S'agissant des motifs d'inquiétude de certains jeunes, il est étonnant de constater qu'ils sont somme toute relativement malléables. Au final, ils acceptent et s'adaptent aux évènements. Pour autant, nous constatons leur inquiétude liée, je pense, à nos propres incohérences, aux informations qui leur proviennent de divers horizons. L'épidémie a frappé certains d'entre eux ou un membre de leur environnement.
Pour ce qui concerne le port du masque, comme je l'ai déjà indiqué, certains refuseront de le retirer pendant nos cours, quoi que nous fassions, quoi que nous disions ; d'autres, au contraire, se montrent réticents à le remettre.

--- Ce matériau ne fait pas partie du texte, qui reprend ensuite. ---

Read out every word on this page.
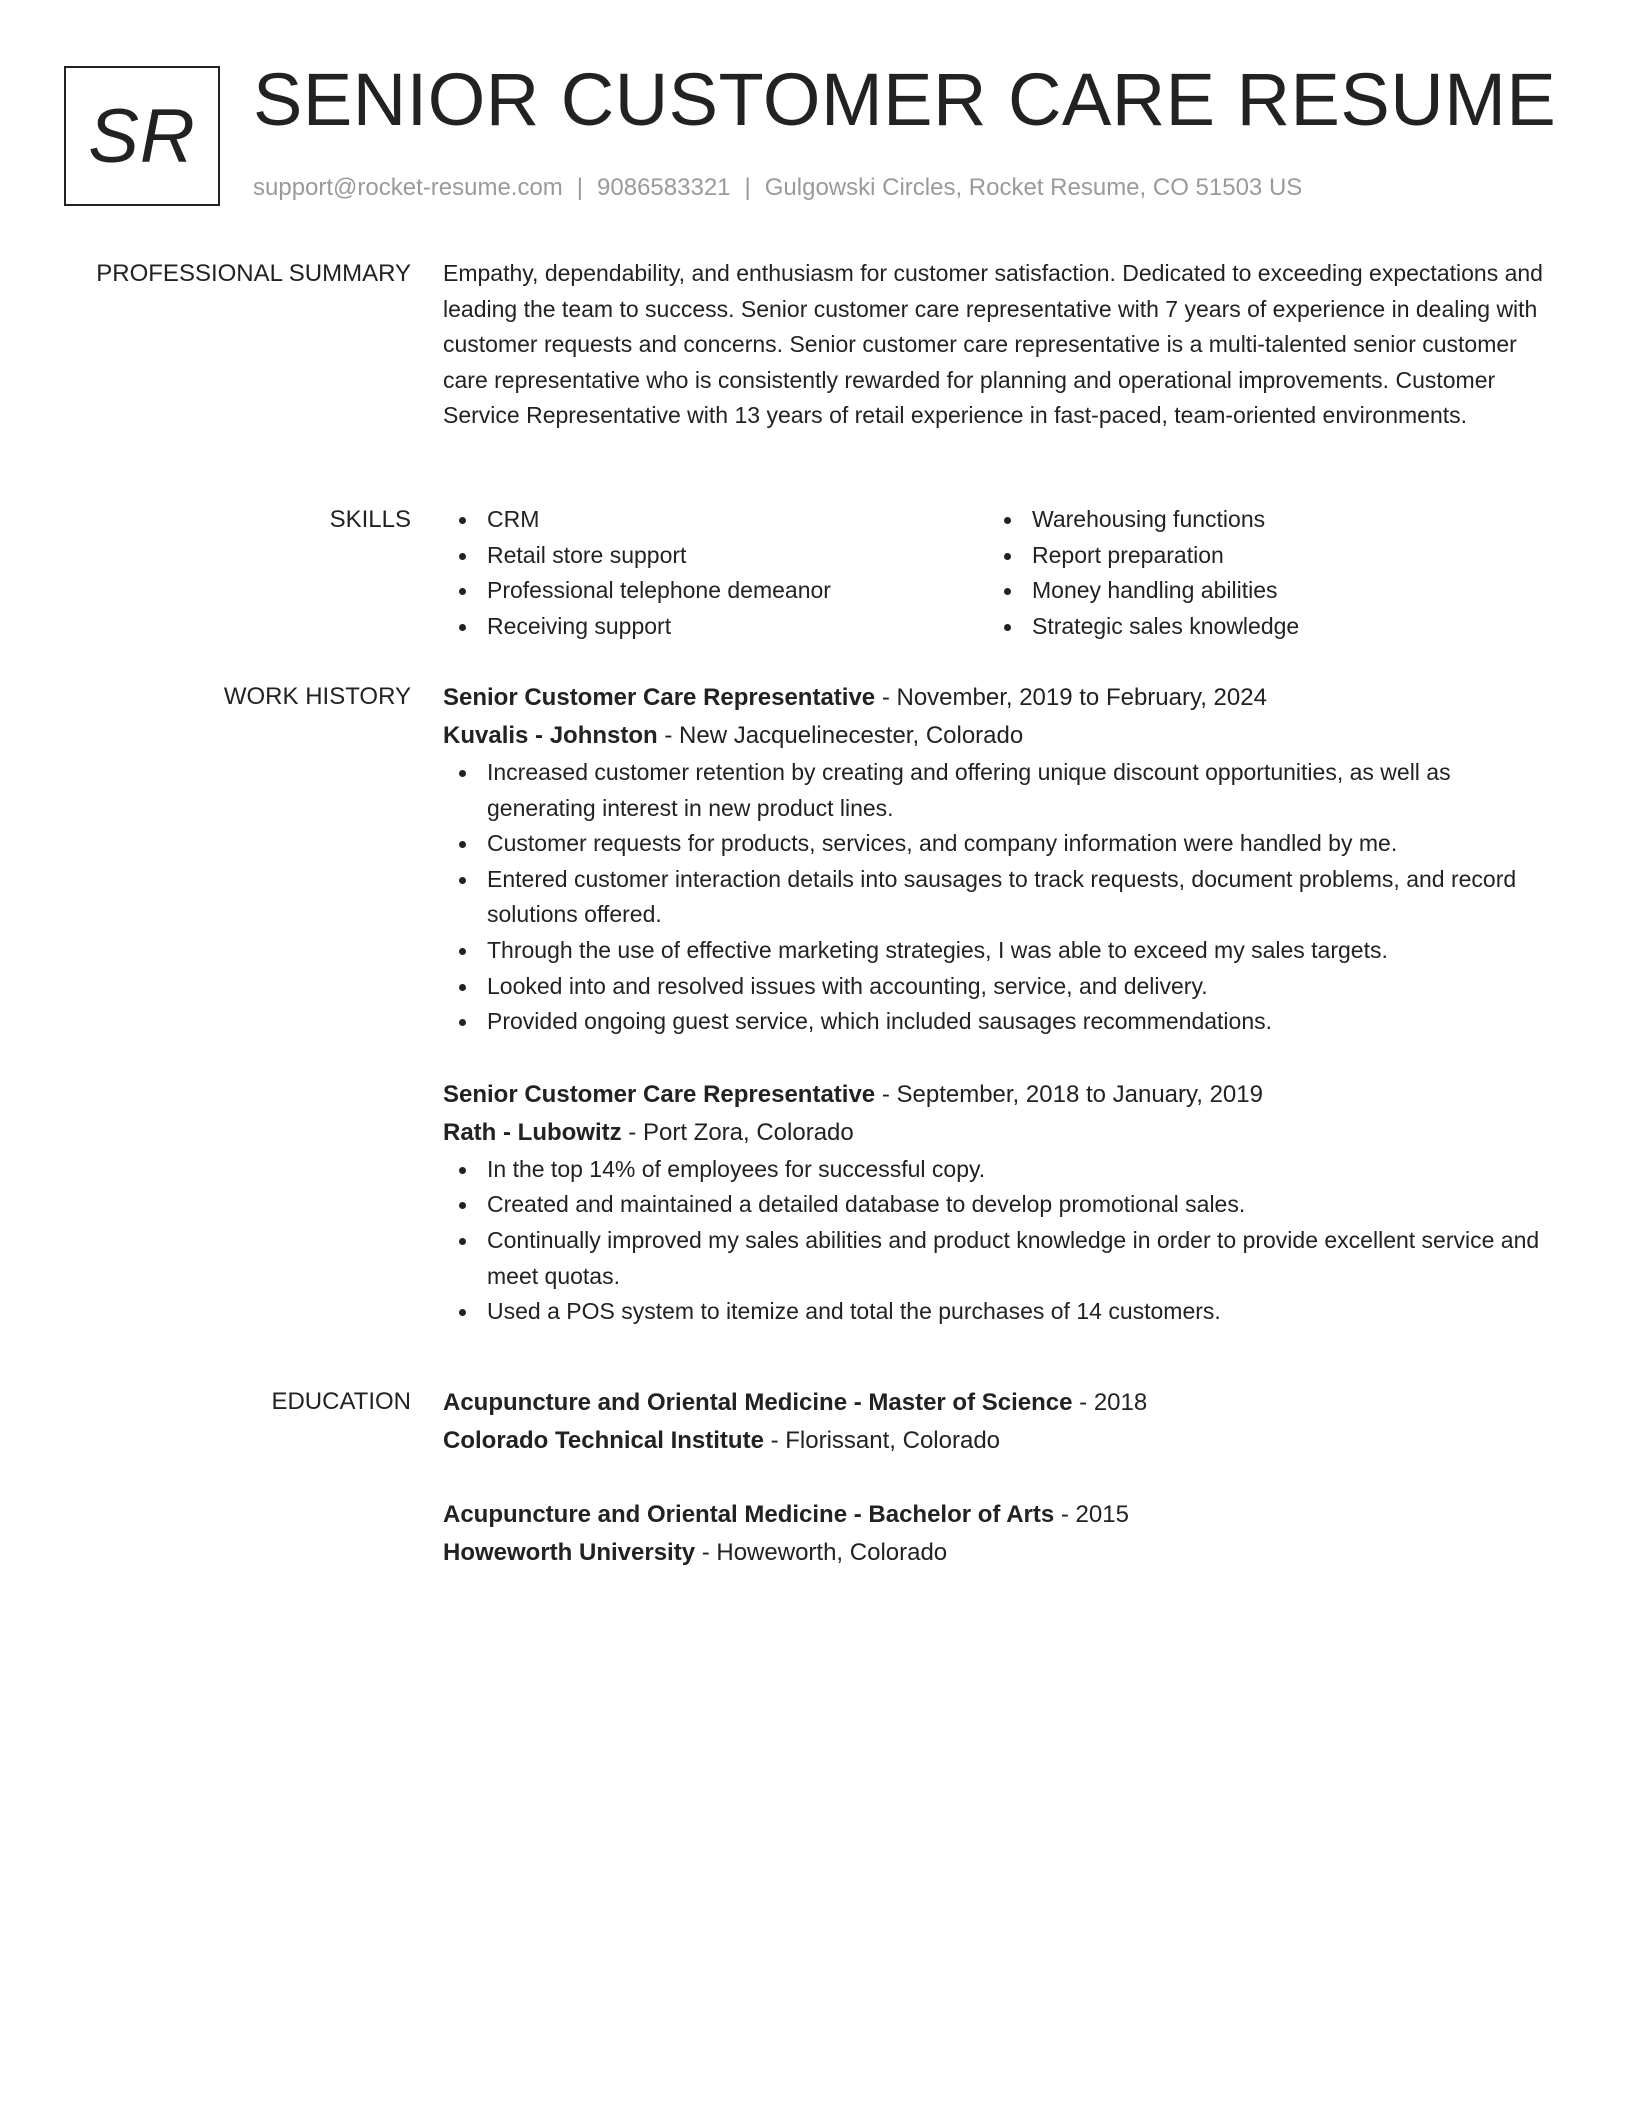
SR SENIOR CUSTOMER CARE RESUME
support@rocket-resume.com | 9086583321 | Gulgowski Circles, Rocket Resume, CO 51503 US
PROFESSIONAL SUMMARY Empathy, dependability, and enthusiasm for customer satisfaction. Dedicated to exceeding expectations and leading the team to success. Senior customer care representative with 7 years of experience in dealing with customer requests and concerns. Senior customer care representative is a multi-talented senior customer care representative who is consistently rewarded for planning and operational improvements. Customer Service Representative with 13 years of retail experience in fast-paced, team-oriented environments.

SKILLS	CRM
Retail store support
Professional telephone demeanor
Receiving support
Warehousing functions
Report preparation
Money handling abilities
Strategic sales knowledge
WORK HISTORY Senior Customer Care Representative - November, 2019 to February, 2024
Kuvalis - Johnston - New Jacquelinecester, Colorado
Increased customer retention by creating and offering unique discount opportunities, as well as generating interest in new product lines.
Customer requests for products, services, and company information were handled by me.
Entered customer interaction details into sausages to track requests, document problems, and record solutions offered.
Through the use of effective marketing strategies, I was able to exceed my sales targets.
Looked into and resolved issues with accounting, service, and delivery.
Provided ongoing guest service, which included sausages recommendations.
Senior Customer Care Representative - September, 2018 to January, 2019
Rath - Lubowitz - Port Zora, Colorado
In the top 14% of employees for successful copy.
Created and maintained a detailed database to develop promotional sales.
Continually improved my sales abilities and product knowledge in order to provide excellent service and meet quotas.
Used a POS system to itemize and total the purchases of 14 customers.
EDUCATION Acupuncture and Oriental Medicine - Master of Science - 2018
Colorado Technical Institute - Florissant, Colorado
Acupuncture and Oriental Medicine - Bachelor of Arts - 2015
Howeworth University - Howeworth, Colorado
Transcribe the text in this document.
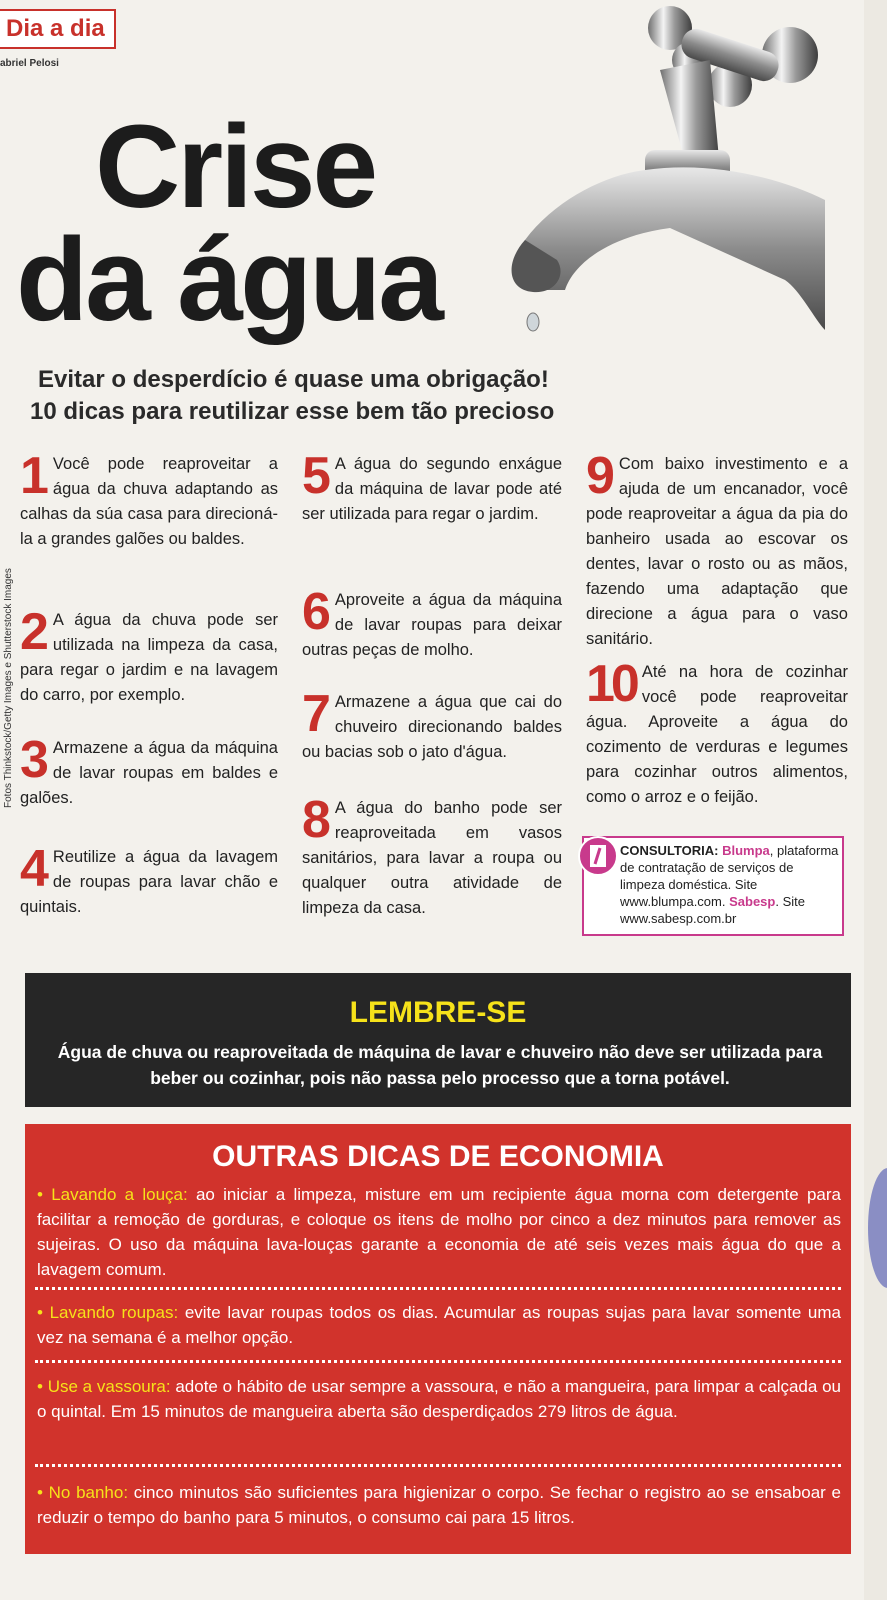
Dia a dia
abriel Pelosi
Fotos Thinkstock/Getty Images e Shutterstock Images
Crise
da água
Evitar o desperdício é quase uma obrigação!
10 dicas para reutilizar esse bem tão precioso
1 Você pode reaproveitar a água da chuva adaptando as calhas da súa casa para direcioná-la a grandes galões ou baldes.
2 A água da chuva pode ser utilizada na limpeza da casa, para regar o jardim e na lavagem do carro, por exemplo.
3 Armazene a água da máquina de lavar roupas em baldes e galões.
4 Reutilize a água da lavagem de roupas para lavar chão e quintais.
5 A água do segundo enxágue da máquina de lavar pode até ser utilizada para regar o jardim.
6 Aproveite a água da máquina de lavar roupas para deixar outras peças de molho.
7 Armazene a água que cai do chuveiro direcionando baldes ou bacias sob o jato d'água.
8 A água do banho pode ser reaproveitada em vasos sanitários, para lavar a roupa ou qualquer outra atividade de limpeza da casa.
9 Com baixo investimento e a ajuda de um encanador, você pode reaproveitar a água da pia do banheiro usada ao escovar os dentes, lavar o rosto ou as mãos, fazendo uma adaptação que direcione a água para o vaso sanitário.
10 Até na hora de cozinhar você pode reaproveitar água. Aproveite a água do cozimento de verduras e legumes para cozinhar outros alimentos, como o arroz e o feijão.
CONSULTORIA: Blumpa, plataforma de contratação de serviços de limpeza doméstica. Site www.blumpa.com. Sabesp. Site www.sabesp.com.br
LEMBRE-SE
Água de chuva ou reaproveitada de máquina de lavar e chuveiro não deve ser utilizada para beber ou cozinhar, pois não passa pelo processo que a torna potável.
OUTRAS DICAS DE ECONOMIA
• Lavando a louça: ao iniciar a limpeza, misture em um recipiente água morna com detergente para facilitar a remoção de gorduras, e coloque os itens de molho por cinco a dez minutos para remover as sujeiras. O uso da máquina lava-louças garante a economia de até seis vezes mais água do que a lavagem comum.
• Lavando roupas: evite lavar roupas todos os dias. Acumular as roupas sujas para lavar somente uma vez na semana é a melhor opção.
• Use a vassoura: adote o hábito de usar sempre a vassoura, e não a mangueira, para limpar a calçada ou o quintal. Em 15 minutos de mangueira aberta são desperdiçados 279 litros de água.
• No banho: cinco minutos são suficientes para higienizar o corpo. Se fechar o registro ao se ensaboar e reduzir o tempo do banho para 5 minutos, o consumo cai para 15 litros.
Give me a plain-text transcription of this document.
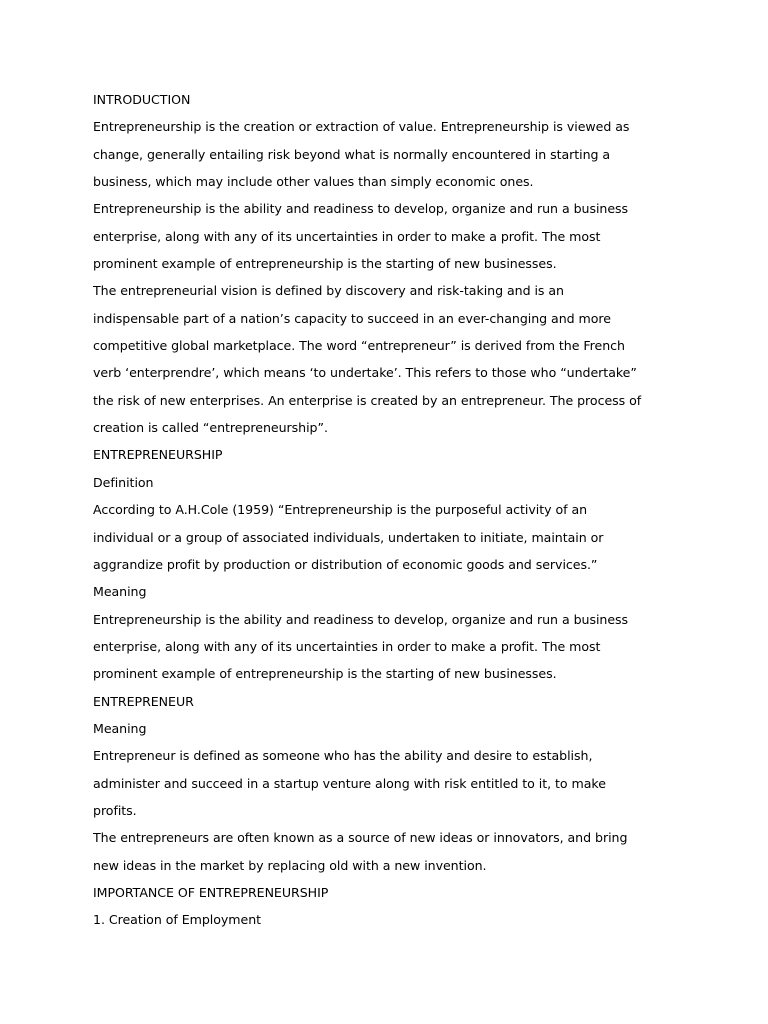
INTRODUCTION
Entrepreneurship is the creation or extraction of value. Entrepreneurship is viewed as
change, generally entailing risk beyond what is normally encountered in starting a
business, which may include other values than simply economic ones.
Entrepreneurship is the ability and readiness to develop, organize and run a business
enterprise, along with any of its uncertainties in order to make a profit. The most
prominent example of entrepreneurship is the starting of new businesses.
The entrepreneurial vision is defined by discovery and risk-taking and is an
indispensable part of a nation’s capacity to succeed in an ever-changing and more
competitive global marketplace. The word “entrepreneur” is derived from the French
verb ‘enterprendre’, which means ‘to undertake’. This refers to those who “undertake”
the risk of new enterprises. An enterprise is created by an entrepreneur. The process of
creation is called “entrepreneurship”.
ENTREPRENEURSHIP
Definition
According to A.H.Cole (1959) “Entrepreneurship is the purposeful activity of an
individual or a group of associated individuals, undertaken to initiate, maintain or
aggrandize profit by production or distribution of economic goods and services.”
Meaning
Entrepreneurship is the ability and readiness to develop, organize and run a business
enterprise, along with any of its uncertainties in order to make a profit. The most
prominent example of entrepreneurship is the starting of new businesses.
ENTREPRENEUR
Meaning
Entrepreneur is defined as someone who has the ability and desire to establish,
administer and succeed in a startup venture along with risk entitled to it, to make
profits.
The entrepreneurs are often known as a source of new ideas or innovators, and bring
new ideas in the market by replacing old with a new invention.
IMPORTANCE OF ENTREPRENEURSHIP
1. Creation of Employment
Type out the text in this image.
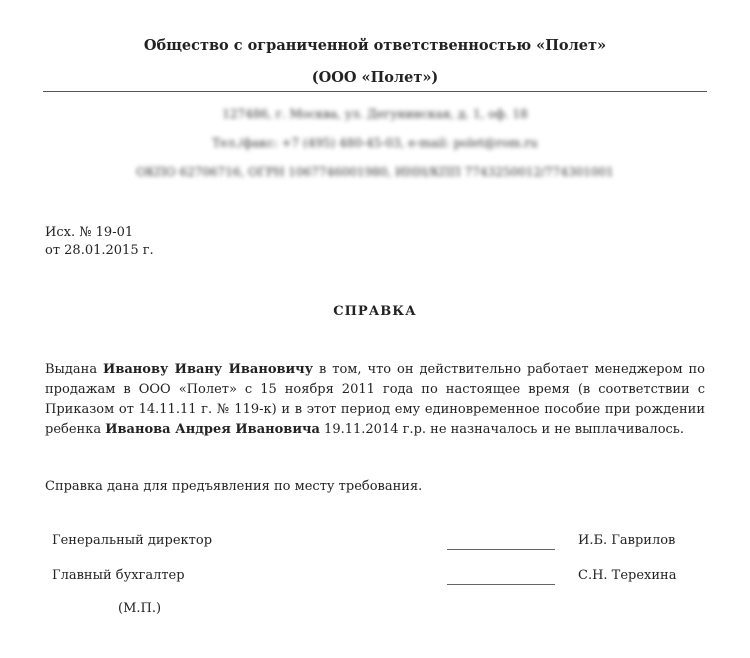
Общество с ограниченной ответственностью «Полет»
(ООО «Полет»)
127486, г. Москва, ул. Дегунинская, д. 1, оф. 18
Тел./факс: +7 (495) 480-45-03, e-mail: polet@rom.ru
ОКПО 62706716, ОГРН 1067746001980, ИНН/КПП 7743250012/774301001
Исх. № 19-01
от 28.01.2015 г.
СПРАВКА
Выдана Иванову Ивану Ивановичу в том, что он действительно работает менеджером по продажам в ООО «Полет» с 15 ноября 2011 года по настоящее время (в соответствии с Приказом от 14.11.11 г. № 119-к) и в этот период ему единовременное пособие при рождении ребенка Иванова Андрея Ивановича 19.11.2014 г.р. не назначалось и не выплачивалось.
Справка дана для предъявления по месту требования.
Генеральный директор	И.Б. Гаврилов
Главный бухгалтер	С.Н. Терехина
(М.П.)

Parfois, des élèves se sont confiés à leur professeur à la fin du cours d'EPS, sur leurs craintes liées justement à une situation familiale particulière (en cas de maladie chronique d'un proche, par exemple). D'autres avaient eux-mêmes des problèmes de santé avant l'épidémie et les professeurs ne savent pas évaluer le degré de risque.
Certains enseignants nourrissent également des inquiétudes, notamment par rapport au port du masque. En outre, les polémiques relatives aux masques qui nous ont été distribués renforcent d'autant moins notre sentiment de sécurité qu'il était prévu d'équiper les professeurs d'EPS de masques chirurgicaux, qui semblent être les seuls à protéger réellement lorsque l'interlocuteur n'en porte pas. Nous ne disposons toujours pas de ces masques.
S'agissant du protocole, j'ai personnellement la chance de travailler dans un établissement qui fonctionne sur la base de la concertation et d'une écoute mutuelle. Pour autant, la rentrée s'est révélée complexe, notamment en raison des récents attentats. Nous sommes fatigués. Mais nous avons choisi de privilégier ce qui nous semblait important, c'est-à-dire l'activité des élèves et donc de ne pas tout arrêter. Nous disposons d'informations livrées par différents collègues qui ne peuvent pas pratiquer leur discipline en raison d'un protocole qui fait l'objet d'interprétations multiples. Les distances de sécurité, le port du masque sont autant de contraintes qu'il n'est pas toujours possible de respecter en fonction des installations. Par exemple, les vestiaires sont désormais condamnés, ce qui pose des problèmes dans le respect des mesures d'hygiène que nous essayons tant bien que mal d'inculquer à nos élèves. Ils étaient indispensables à l'acquisition de ces réflexes d'hygiène et ils sont fermés pour des raisons sanitaires. Tous ces paradoxes créent de l'incertitude et donc de l'anxiété, tant chez les professeurs que chez les élèves.
La plupart des professeurs ont décidé de ne plus pratiquer les activités dites « de contact direct » (telles que la lutte). Toutefois, nous essayons malgré tout d'intégrer différentes activités dans nos programmations, sachant que les distanciations sociales sont complexes à respecter, même sur une piste d'athlétisme. Nous essayons d'adapter ce protocole non seulement aux risques mais également aux besoins que nous ressentons de la part de nos élèves. Nous tentons d'évaluer si le risque est plus important dans un arrêt complet des activités physiques ou dans leur poursuite, en procédant aux ajustements qui nous semblent les plus pertinents.
Je voudrais vous livrer une anecdote relative au port du masque. Nous comprenons son utilité. Toutefois, dans les classes de réseaux d'éducation prioritaire (REP), les élèves mettent leur masque dans leur poche, le reprennent, le mettent sur le nez, sur la bouche, prennent éventuellement celui du voisin, le posent, le reprennent. Nul doute que des microbes circulent au cours de ces manipulations.
Quoi qu'il en soit, dans son préambule, le protocole qui nous a été transmis conforte le rôle de l'EPS. Ce constat est satisfaisant.